Computers supply one such mechanism. Computers respond to languages called computer languages (Java, C, Fortran, BASIC). Such languages consist of simple commands—such as PRINT or ADD—that can be strung together to instruct the computer to perform complicated tasks. If you adopt Wittgenstein’s perspective that the meaning of a piece of information is to be found in the action this information provokes, the meaning of a computer program written in a particular computer language is to be found in the actions the computer performs as it interprets that program. All the computer is doing is performing sequences of elementary logic operations, such as AND, NOT, and COPY (to be discussed further later). The computer program unambiguously instructs the computer to perform a particular sequence of those operations. The “meaning” of a computer program is thus universal, in the sense that two computers following the same instructions will perform the same set of information-processing operations and obtain the same result.
The unambiguous nature of a computer program means that one and only one meaning is assigned to each statement. If a statement in a computer language has more than one possible interpretation, an error message is the result: for computers, ambiguity is a bug.

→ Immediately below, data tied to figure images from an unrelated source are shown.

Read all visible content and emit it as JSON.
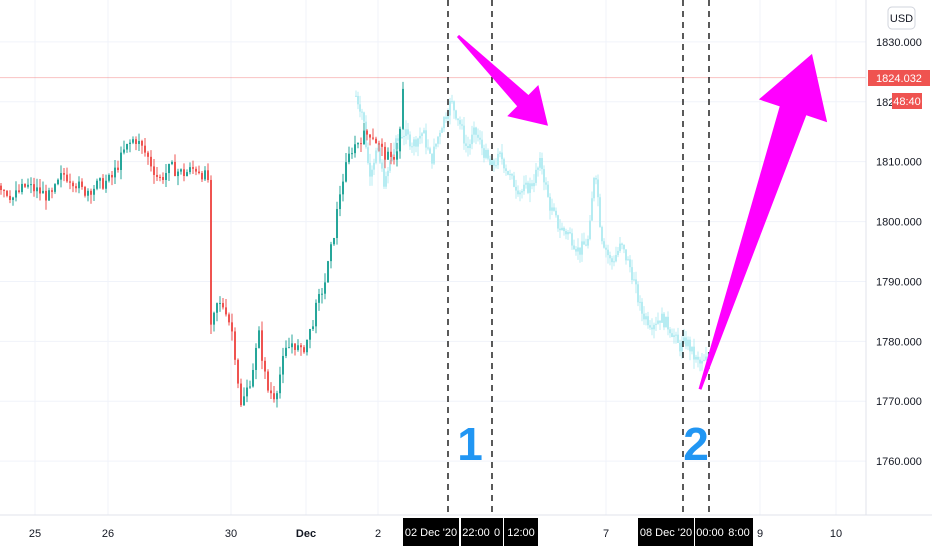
{
  "currency_button": "USD",
  "price_tag": {
    "price": "1824.032",
    "countdown": "48:40",
    "color": "#ef5350"
  },
  "colors": {
    "up": "#26a69a",
    "down": "#ef5350",
    "projection": "#b2ebf2",
    "arrow": "#ff00ff",
    "grid": "#f0f3fa",
    "zone_line": "#000000",
    "label": "#2196f3"
  },
  "chart_data": {
    "type": "candlestick",
    "y_axis": {
      "range": [
        1751,
        1837
      ],
      "ticks": [
        "1830.000",
        "1820.000",
        "1810.000",
        "1800.000",
        "1790.000",
        "1780.000",
        "1770.000",
        "1760.000"
      ],
      "tick_values": [
        1830,
        1820,
        1810,
        1800,
        1790,
        1780,
        1770,
        1760
      ]
    },
    "x_axis": {
      "ticks": [
        "25",
        "26",
        "30",
        "Dec",
        "2",
        "7",
        "9",
        "10"
      ],
      "tick_index": [
        35,
        108,
        231,
        306,
        378,
        606,
        760,
        836
      ]
    },
    "time_tags": [
      "02 Dec '20",
      "22:00",
      "0",
      "12:00",
      "08 Dec '20",
      "00:00",
      "8:00"
    ],
    "current_price": 1824.032,
    "path_points": [
      [
        0,
        1806
      ],
      [
        12,
        1804
      ],
      [
        25,
        1806
      ],
      [
        38,
        1805
      ],
      [
        50,
        1804
      ],
      [
        62,
        1808
      ],
      [
        72,
        1807
      ],
      [
        82,
        1805
      ],
      [
        96,
        1806
      ],
      [
        110,
        1807
      ],
      [
        124,
        1812
      ],
      [
        134,
        1814
      ],
      [
        146,
        1811
      ],
      [
        158,
        1807
      ],
      [
        170,
        1809
      ],
      [
        182,
        1808
      ],
      [
        196,
        1809
      ],
      [
        207,
        1807
      ],
      [
        209,
        1781
      ],
      [
        216,
        1786
      ],
      [
        224,
        1786
      ],
      [
        232,
        1781
      ],
      [
        240,
        1769
      ],
      [
        250,
        1774
      ],
      [
        258,
        1781
      ],
      [
        266,
        1772
      ],
      [
        274,
        1771
      ],
      [
        284,
        1778
      ],
      [
        292,
        1780
      ],
      [
        300,
        1778
      ],
      [
        308,
        1781
      ],
      [
        316,
        1786
      ],
      [
        324,
        1790
      ],
      [
        332,
        1797
      ],
      [
        340,
        1806
      ],
      [
        350,
        1812
      ],
      [
        360,
        1814
      ],
      [
        370,
        1815
      ],
      [
        380,
        1812
      ],
      [
        390,
        1810
      ],
      [
        398,
        1813
      ],
      [
        403,
        1824
      ]
    ],
    "projection_points": [
      [
        355,
        1821
      ],
      [
        362,
        1818
      ],
      [
        368,
        1808
      ],
      [
        376,
        1812
      ],
      [
        384,
        1806
      ],
      [
        392,
        1812
      ],
      [
        402,
        1815
      ],
      [
        412,
        1813
      ],
      [
        422,
        1815
      ],
      [
        430,
        1810
      ],
      [
        440,
        1816
      ],
      [
        450,
        1820
      ],
      [
        458,
        1817
      ],
      [
        466,
        1812
      ],
      [
        474,
        1815
      ],
      [
        482,
        1812
      ],
      [
        490,
        1809
      ],
      [
        500,
        1811
      ],
      [
        510,
        1807
      ],
      [
        520,
        1805
      ],
      [
        530,
        1806
      ],
      [
        540,
        1810
      ],
      [
        548,
        1803
      ],
      [
        558,
        1799
      ],
      [
        568,
        1798
      ],
      [
        578,
        1795
      ],
      [
        588,
        1797
      ],
      [
        594,
        1810
      ],
      [
        600,
        1798
      ],
      [
        610,
        1793
      ],
      [
        620,
        1796
      ],
      [
        630,
        1792
      ],
      [
        640,
        1785
      ],
      [
        650,
        1783
      ],
      [
        660,
        1784
      ],
      [
        670,
        1782
      ],
      [
        678,
        1779
      ],
      [
        686,
        1780
      ],
      [
        694,
        1777
      ],
      [
        700,
        1776
      ],
      [
        706,
        1777
      ],
      [
        712,
        1779
      ]
    ],
    "zones": [
      {
        "label": "1",
        "x_index": [
          448,
          492
        ]
      },
      {
        "label": "2",
        "x_index": [
          683,
          709
        ]
      }
    ],
    "annotations": [
      {
        "type": "arrow",
        "direction": "down",
        "from": [
          458,
          1831
        ],
        "to": [
          548,
          1816
        ]
      },
      {
        "type": "arrow",
        "direction": "up",
        "from": [
          700,
          1772
        ],
        "to": [
          812,
          1828
        ]
      }
    ],
    "grid": true
  }
}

By comparison, human languages are rich in ambiguity: except in special circumstances, most statements in, for example, English, have a variety of potential meanings, and this is a key aspect of poetry, fiction, flirting, and plain everyday conversation. The ambiguity of human language is not a bug, it’s a bonus!
Although meaning is hard to define, it is one of the most powerful features of information. The basic idea of information is that one physical system—a digit, a letter, a word, a sentence—can be put into corresp
ondence with another physical system. The information stands for the thing. Two fingers can be used to represent two cows, two people, two mountains, two ideas. A word can stand for anything (anything for which we have a word): orange, cow, money, freedom. By putting words in sentences, one can express—well, anything that can be expressed in words. The words in sequence can stand for a complicated thought.
In the same way that words can represent ideas and things, so can bits. The word and the bit are means by which information is conveyed, though the interpreter must supply the meaning.
The Computer
“What is a computer?” I asked my class. No answer. This was strange seeing as I was pretty sure my students had been using them since their first birthdays.
I waited. Finally someone volunteered an answer: “A machine that manipulates data stored as 0’s and 1’s.” Another student disagreed, “You’re talking about a digital computer. What about an analog computer? They store information on continuous voltage signals.”
Eventually, everyone agreed on a significantly broader definition: a computer is a machine that processes information.
OK, I said, then what was the first computer? Now the class had warmed up: “The Mark 1.” “Babbage’s mechanical computer.” “The slide rule.” “The abacus.” “The brain.” “DNA.”
A raised hand wiggled its fingers: “Digits!”
Clearly, if you define a computer as a machine that processes information, then pretty much anything can compute.
“For the moment,” I said, “let’s just look at machines that people fabricate to process information and save the question of people as information-processing machines for later.”